Points clés [en anglais] :

TOWARD SUSTAINABLE AGRICULTURE?
There is an increasingly common assumption that all kinds of agriculture will ultimately work together to achieve sustainability and that policies should not pit models against each other or choose between them. This leads many reports and researchers to advocate a “pick and choose” approach in which the best parts of all agricultural models will be taken on board, and together address sustainability challenges.

THE CONTINUED RELEVANCE OF AGRICULTURAL PARADIGMS
This assumption is highly problematic because it chooses to ignore fault lines and cleavages among agricultural models. Agricultural debates are still structured around opposing paradigms, which have evolved from an earlier opposition between conventional and alternative agriculture to the current agroecology vs new green revolution debates. These paradigms structure coherent discourses, yet their influence goes beyond the world of ideas. They are translated into investment decisions, in what and how farmers farm and how they market their products. As such we need to study, not ignore, these paradigms and their resilience.
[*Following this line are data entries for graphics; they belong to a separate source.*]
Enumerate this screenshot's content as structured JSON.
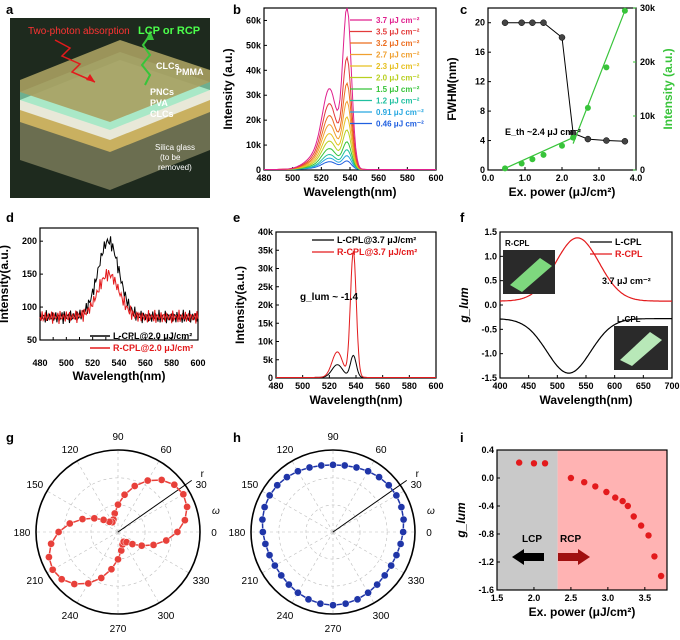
{
  "colors": {
    "red": "#e31a1c",
    "black": "#000000",
    "blue": "#1f35a8",
    "green": "#38c43a",
    "magenta": "#e0208e",
    "gray_panel": "#c9c9c9",
    "pink_panel": "#ffb3b3"
  },
  "panel_labels": [
    "a",
    "b",
    "c",
    "d",
    "e",
    "f",
    "g",
    "h",
    "i"
  ],
  "panel_a": {
    "texts": [
      "Two-photon absorption",
      "LCP or RCP",
      "CLCs",
      "PMMA",
      "PNCs",
      "PVA",
      "CLCs",
      "Silica glass",
      "(to be",
      "removed)"
    ]
  },
  "chart_data": [
    {
      "panel": "b",
      "type": "line",
      "xlabel": "Wavelength(nm)",
      "ylabel": "Intensity (a.u.)",
      "xlim": [
        480,
        600
      ],
      "ylim": [
        0,
        65000
      ],
      "xticks": [
        480,
        500,
        520,
        540,
        560,
        580,
        600
      ],
      "yticks": [
        0,
        10000,
        20000,
        30000,
        40000,
        50000,
        60000
      ],
      "ytick_labels": [
        "0",
        "10k",
        "20k",
        "30k",
        "40k",
        "50k",
        "60k"
      ],
      "legend_position": "top-right",
      "series": [
        {
          "name": "3.7 μJ cm⁻²",
          "color": "#e0208e",
          "peak": 63000,
          "side": 27000
        },
        {
          "name": "3.5 μJ cm⁻²",
          "color": "#e33b3b",
          "peak": 43000,
          "side": 22000
        },
        {
          "name": "3.2 μJ cm⁻²",
          "color": "#ec6d1f",
          "peak": 33000,
          "side": 18000
        },
        {
          "name": "2.7 μJ cm⁻²",
          "color": "#f0a030",
          "peak": 26000,
          "side": 15000
        },
        {
          "name": "2.3 μJ cm⁻²",
          "color": "#e6c020",
          "peak": 20000,
          "side": 12000
        },
        {
          "name": "2.0 μJ cm⁻²",
          "color": "#b8d020",
          "peak": 15000,
          "side": 9500
        },
        {
          "name": "1.5 μJ cm⁻²",
          "color": "#38c43a",
          "peak": 10500,
          "side": 7000
        },
        {
          "name": "1.2 μJ cm⁻²",
          "color": "#20c0a0",
          "peak": 7500,
          "side": 5000
        },
        {
          "name": "0.91 μJ cm⁻²",
          "color": "#28a8e0",
          "peak": 5200,
          "side": 3800
        },
        {
          "name": "0.46 μJ cm⁻²",
          "color": "#2060e0",
          "peak": 3200,
          "side": 2600
        }
      ]
    },
    {
      "panel": "c",
      "type": "scatter",
      "xlabel": "Ex. power (μJ/cm²)",
      "ylabel_left": "FWHM(nm)",
      "ylabel_right": "Intensity (a.u.)",
      "xlim": [
        0,
        4
      ],
      "ylim_left": [
        0,
        22
      ],
      "ylim_right": [
        0,
        30000
      ],
      "xticks": [
        0.0,
        1.0,
        2.0,
        3.0,
        4.0
      ],
      "yticks_left": [
        0,
        4,
        8,
        12,
        16,
        20
      ],
      "yticks_right": [
        0,
        10000,
        20000,
        30000
      ],
      "ytick_labels_right": [
        "0",
        "10k",
        "20k",
        "30k"
      ],
      "annotation": "E_th ~2.4 μJ cm⁻²",
      "fwhm": {
        "x": [
          0.46,
          0.91,
          1.2,
          1.5,
          2.0,
          2.3,
          2.7,
          3.2,
          3.7
        ],
        "y": [
          20,
          20,
          20,
          20,
          18,
          5,
          4.2,
          4.0,
          3.9
        ]
      },
      "intensity": {
        "x": [
          0.46,
          0.91,
          1.2,
          1.5,
          2.0,
          2.3,
          2.7,
          3.2,
          3.7
        ],
        "y": [
          300,
          1200,
          2000,
          2800,
          4500,
          6000,
          11500,
          19000,
          29500
        ]
      }
    },
    {
      "panel": "d",
      "type": "line",
      "xlabel": "Wavelength(nm)",
      "ylabel": "Intensity(a.u.)",
      "xlim": [
        480,
        600
      ],
      "ylim": [
        50,
        220
      ],
      "xticks": [
        480,
        490,
        500,
        510,
        520,
        530,
        540,
        550,
        560,
        570,
        580,
        590,
        600
      ],
      "yticks": [
        50,
        100,
        150,
        200
      ],
      "legend_position": "bottom-right",
      "series": [
        {
          "name": "L-CPL@2.0 μJ/cm²",
          "color": "#000000",
          "peak": 200
        },
        {
          "name": "R-CPL@2.0 μJ/cm²",
          "color": "#e31a1c",
          "peak": 150
        }
      ]
    },
    {
      "panel": "e",
      "type": "line",
      "xlabel": "Wavelength(nm)",
      "ylabel": "Intensity(a.u.)",
      "xlim": [
        480,
        600
      ],
      "ylim": [
        0,
        40000
      ],
      "xticks": [
        480,
        500,
        520,
        540,
        560,
        580,
        600
      ],
      "yticks": [
        0,
        5000,
        10000,
        15000,
        20000,
        25000,
        30000,
        35000,
        40000
      ],
      "ytick_labels": [
        "0",
        "5k",
        "10k",
        "15k",
        "20k",
        "25k",
        "30k",
        "35k",
        "40k"
      ],
      "annotation": "g_lum ~ -1.4",
      "legend_position": "top-right",
      "series": [
        {
          "name": "L-CPL@3.7 μJ/cm²",
          "color": "#000000",
          "peak": 6000,
          "side": 3500
        },
        {
          "name": "R-CPL@3.7 μJ/cm²",
          "color": "#e31a1c",
          "peak": 34500,
          "side": 7000
        }
      ]
    },
    {
      "panel": "f",
      "type": "line",
      "xlabel": "Wavelength(nm)",
      "ylabel": "g_lum",
      "xlim": [
        400,
        700
      ],
      "ylim": [
        -1.5,
        1.5
      ],
      "xticks": [
        400,
        450,
        500,
        550,
        600,
        650,
        700
      ],
      "yticks": [
        -1.5,
        -1.0,
        -0.5,
        0.0,
        0.5,
        1.0,
        1.5
      ],
      "annotation": "3.7 μJ cm⁻²",
      "legend_position": "top-right",
      "inset_labels": [
        "R-CPL",
        "L-CPL"
      ],
      "series": [
        {
          "name": "L-CPL",
          "color": "#000000",
          "peak_value": -1.4,
          "base": -0.28
        },
        {
          "name": "R-CPL",
          "color": "#e31a1c",
          "peak_value": 1.38,
          "base": 0.08
        }
      ]
    },
    {
      "panel": "g",
      "type": "scatter",
      "polar": true,
      "angle_labels": [
        "0",
        "30",
        "60",
        "90",
        "120",
        "150",
        "180",
        "210",
        "240",
        "270",
        "300",
        "330"
      ],
      "axis_labels": [
        "r",
        "ω"
      ],
      "color": "#e8403a",
      "description_pattern": "two-lobed (figure-8) pattern along 30°/210°"
    },
    {
      "panel": "h",
      "type": "scatter",
      "polar": true,
      "angle_labels": [
        "0",
        "30",
        "60",
        "90",
        "120",
        "150",
        "180",
        "210",
        "240",
        "270",
        "300",
        "330"
      ],
      "axis_labels": [
        "r",
        "ω"
      ],
      "color": "#1f35a8",
      "description_pattern": "near-circular pattern"
    },
    {
      "panel": "i",
      "type": "scatter",
      "xlabel": "Ex. power (μJ/cm²)",
      "ylabel": "g_lum",
      "xlim": [
        1.5,
        3.8
      ],
      "ylim": [
        -1.6,
        0.4
      ],
      "xticks": [
        1.5,
        2.0,
        2.5,
        3.0,
        3.5
      ],
      "yticks": [
        -1.6,
        -1.2,
        -0.8,
        -0.4,
        0.0,
        0.4
      ],
      "region_labels": [
        "LCP",
        "RCP"
      ],
      "x": [
        1.8,
        2.0,
        2.15,
        2.5,
        2.68,
        2.83,
        2.98,
        3.1,
        3.2,
        3.27,
        3.35,
        3.45,
        3.55,
        3.63,
        3.72
      ],
      "y": [
        0.22,
        0.21,
        0.21,
        0.0,
        -0.06,
        -0.12,
        -0.2,
        -0.28,
        -0.33,
        -0.4,
        -0.55,
        -0.68,
        -0.82,
        -1.12,
        -1.4
      ]
    }
  ]
}
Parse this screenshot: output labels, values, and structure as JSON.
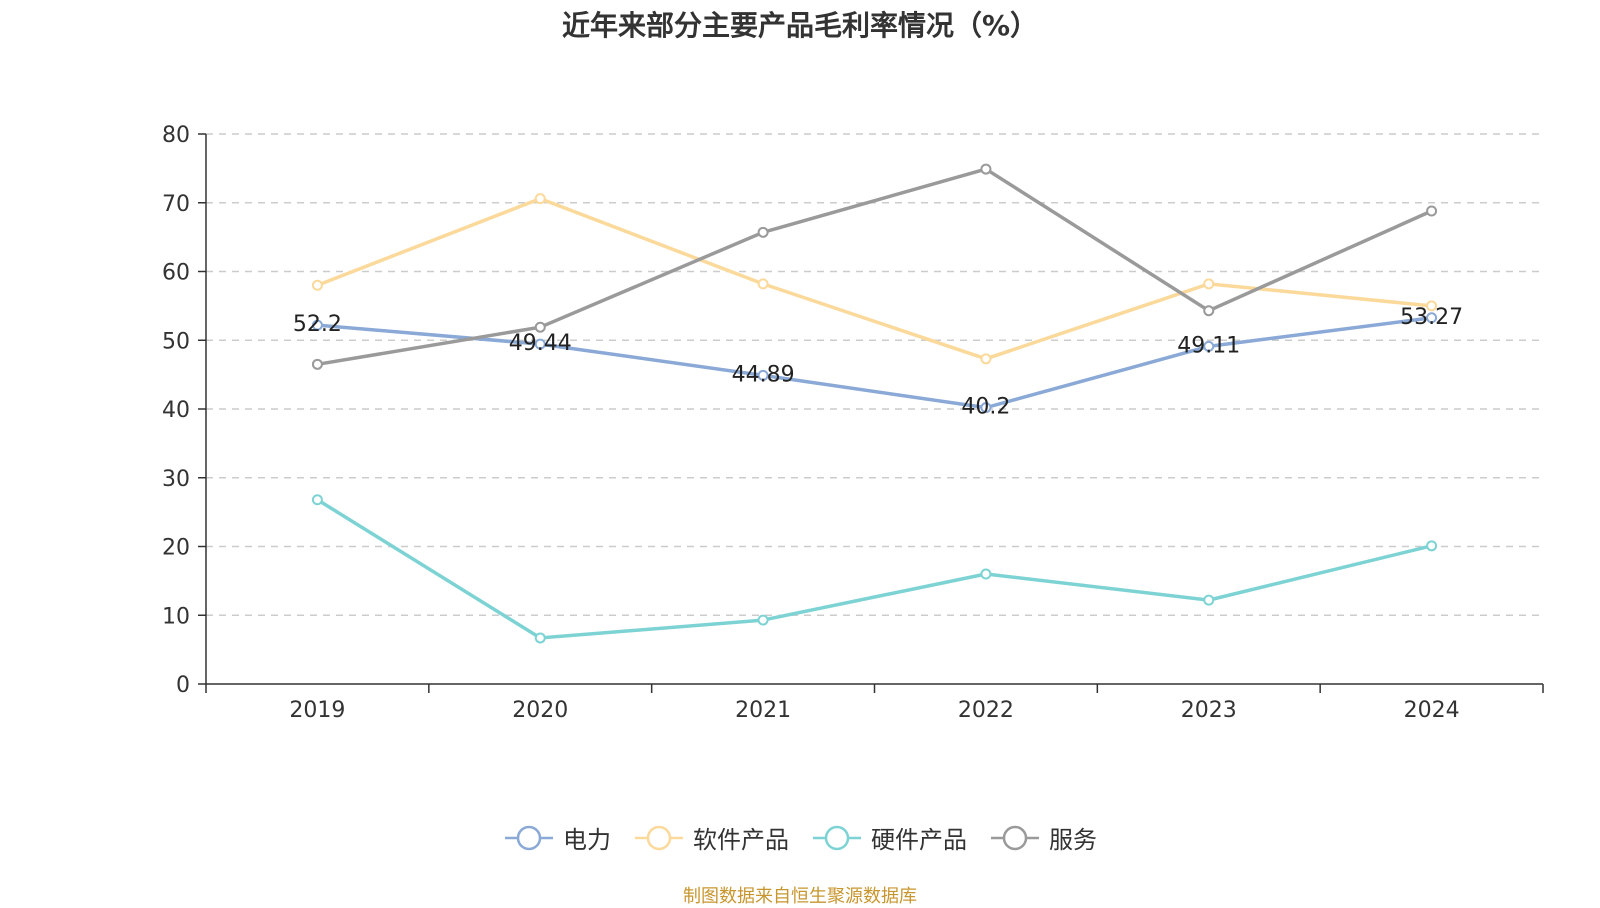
{
  "chart_data": {
    "type": "line",
    "title": "近年来部分主要产品毛利率情况（%）",
    "xlabel": "",
    "ylabel": "",
    "categories": [
      "2019",
      "2020",
      "2021",
      "2022",
      "2023",
      "2024"
    ],
    "ylim": [
      0,
      80
    ],
    "yticks": [
      0,
      10,
      20,
      30,
      40,
      50,
      60,
      70,
      80
    ],
    "grid": true,
    "legend_position": "bottom-center",
    "series": [
      {
        "name": "电力",
        "values": [
          52.2,
          49.44,
          44.89,
          40.2,
          49.11,
          53.27
        ],
        "color": "#8aa9d6",
        "show_labels": true
      },
      {
        "name": "软件产品",
        "values": [
          58.0,
          70.6,
          58.2,
          47.3,
          58.2,
          55.0
        ],
        "color": "#fbd99a",
        "show_labels": false
      },
      {
        "name": "硬件产品",
        "values": [
          26.8,
          6.7,
          9.3,
          16.0,
          12.2,
          20.1
        ],
        "color": "#7dd3d4",
        "show_labels": false
      },
      {
        "name": "服务",
        "values": [
          46.5,
          51.9,
          65.7,
          74.9,
          54.3,
          68.8
        ],
        "color": "#9a9a9a",
        "show_labels": false
      }
    ]
  },
  "source_note": "制图数据来自恒生聚源数据库"
}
THE NEED FOR TRANSITION MANAGEMENT STRATEGIES
In terms of policy recommendation, this vision that "all agricultures are necessary for sustainability”, and that policies should not choose between models, is particularly dangerous as it negates the difference in financial resources, institutional support, and general path dependency that favours the incumbent model (or dominant regime) over its alternatives. Refusing to choose between models exposes us to the risk of de facto rooting for business as usual. Instead, we need policies that allow alternatives to develop and that actively manage transition toward sustainability.

AGRICULTURAL POLICIES REFORMS ARE NOT SUFFICIENT
Our two case studies (EU and Malawi) highlight the need for a reform in agricultural policies, yet we need to be aware that changes in agricultural policies will not be sufficient: to move away from business as usual in agriculture will require the involvement, and evolution, of the whole food system, from inputs producers and R&D down to consumers. This can only happen if we develop and support wide-reaching transition strategies.